I have a TL2 which is for the most part the same, I use mine like a manual lathe as well as full CNC, Thread,chamber and crown.

The one down side I think is you lose the felling when running manually so you have to pay more attention.
 
Opinions?...
its 16"x29"...
29" between centers

is this a good option for precision barrel, action, gunplumbing work

We run a TL-1 and the distance between centers has never been an issue. In fact, you could have 18" between centers without a problem if your not working with a steady rest. We don't run it manually very often, as it has performed beautifully in full CNC mode for fitting barrels and I've made numerous other parts and fixtures on it.
 
I have not tried fitting a barrel with the CNC before. It's something i've always done on the manual lathe. I'd be curious what you would use to hold the reamer.
Generating the thread and even roughing out a partial chamber would be rather easy i guess if your head stock was short enough to be access the opposite end
of the barrel for indicating. Mine is way too long so I've never even tried.
Just curious.
 
I am running a TL-1 as well. They are pretty capable machines but obviously require more investment than a manual machine.

One limitation I haven't seen mentioned yet is the width of the headstock which pretty much doesn't allow doing barrels between spider chucks on each end of the head stock. I started out this way and made my own spider chucks. My chucks only added about an inch more of length between the ends of the spindles and that made them about 24" to the center of the clamping bolts.
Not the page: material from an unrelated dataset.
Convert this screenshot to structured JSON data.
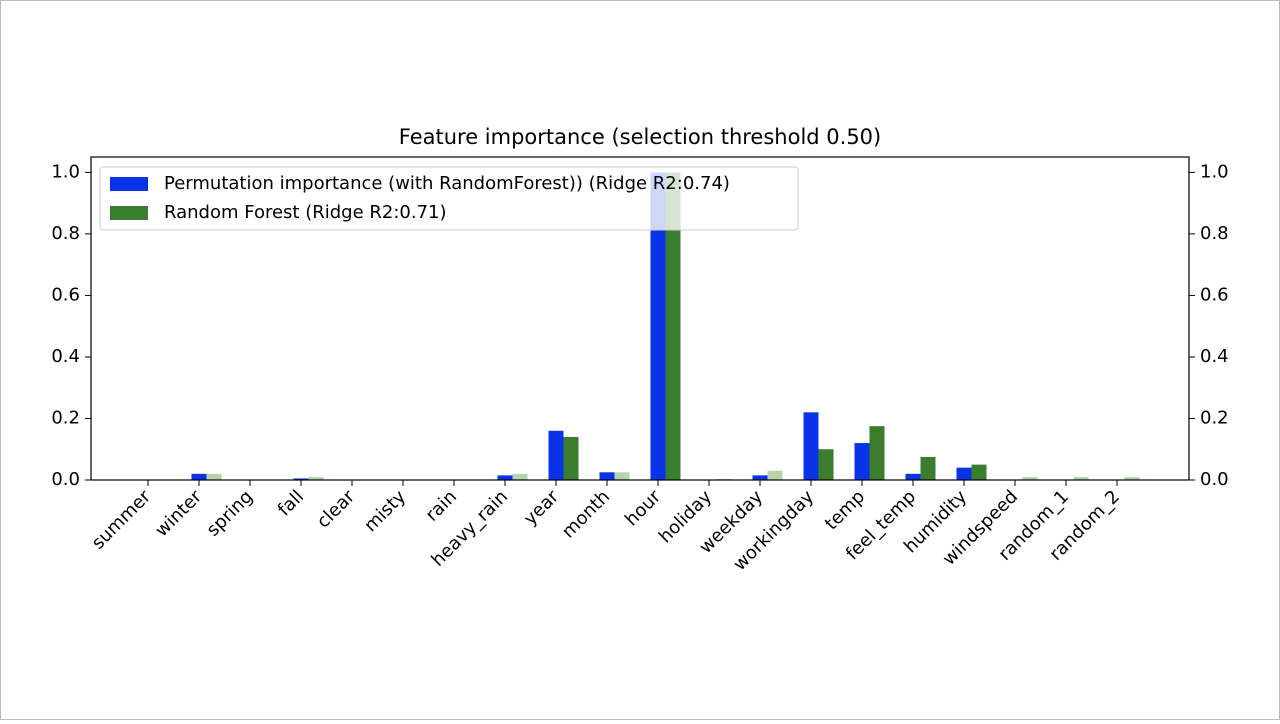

Working with shorter barrels required threading an extension on each end. I threaded the muzzle with sacrificial threads to allow the extension, and then cut them off when cutting the bad inch off the barrel anyway. I didn't feel this was the best approach for efficiency or results, and luckily Nate made his TBAS available about the time I was looking for a better solution. Check that out from Straight Shot Gunsmithing, who is also running a TL1. I've been using it with great results.

As for holding the reamer, you are going to want to attach it to the tool post so you can use the carriage. Don't rely on the tail stock on these machines for anything that requires it to be concentric to the headstock, they just aren't. I'm simply just using a gre-tan reamer holder and a morse taper tool holder on the tool post. I'm aligning it in both x and y axis, by indicating in a collet chuck to perfect alignment, then putting an indicator in the collet chuck to align the tool holder. I'm pretty confident in my alignment to .0001 to .0002 with tool changes going on, which is about 100 times better than you are going to get with the tail stock on these. You can run the carriage with the hand wheel and have a DRO and control to .0001 on the Z axis. That makes head-spacing pretty easy!

I think the best feature on these though is the "thread-repair" function built into the Intuitive programing mode. With a bit of thinking outside the box on the setup, this can be used to easily pick up the thread in a receiver for receiver blueprinting. Once a receiver is dialed in, my blueprinting cycle just takes a few minutes and that is making really light cuts and running the rapids in grandpa mode.